Die Bürgerwehren sollen nicht nur in Kriegszeiten der regulären Armee militärisch zur Hand gehen, sondern auch im Frieden "präventive Milizaufgaben" erfüllen und gegen "nicht-militärische Bedrohungen" vorgehen, hielt das Pis-nahe Nationale Zentrum für Strategische Studien (NCSS) in einem Strategiepapier über die Territorialverteidigung fest. Generalstab und Ministerialbeauftragte waren an der Erstellung beteiligt.

"Masseneinwanderung arabischer und nordafrikanischer Herkunft"
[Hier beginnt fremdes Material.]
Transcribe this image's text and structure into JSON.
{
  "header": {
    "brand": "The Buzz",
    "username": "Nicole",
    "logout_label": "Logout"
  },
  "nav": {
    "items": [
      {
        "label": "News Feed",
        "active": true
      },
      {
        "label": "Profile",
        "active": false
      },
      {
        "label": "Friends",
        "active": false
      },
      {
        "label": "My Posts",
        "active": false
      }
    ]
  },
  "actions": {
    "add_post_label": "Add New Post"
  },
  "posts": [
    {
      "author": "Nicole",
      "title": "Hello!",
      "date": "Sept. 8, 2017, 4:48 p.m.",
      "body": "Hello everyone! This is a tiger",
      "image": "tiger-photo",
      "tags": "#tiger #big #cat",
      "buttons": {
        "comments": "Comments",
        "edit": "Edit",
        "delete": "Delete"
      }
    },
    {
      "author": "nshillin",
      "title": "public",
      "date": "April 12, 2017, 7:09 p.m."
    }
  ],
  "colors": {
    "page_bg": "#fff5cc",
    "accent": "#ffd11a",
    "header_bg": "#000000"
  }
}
Als Beispiele nannten die Planer die in anderen EU-Ländern auftretende "Masseneinwanderung arabischer und nordafrikanischer Herkunft", die zum "Anstieg organisierter Kriminalität" und zur "Destabilisierung des staatlichen Verwaltungsapparates" und zu weniger gesellschaftlicher Sicherheit führe. Generell könne die Einbindung der Bürgerwehren "ein wirksames Mittel werden, um sich gegen destabilisierende, die Sicherheit des Staates bedrohende Handlungen" zu schützen und in Friedenszeiten "das Operationspotenzial von Polizeieinheiten" zu stärken.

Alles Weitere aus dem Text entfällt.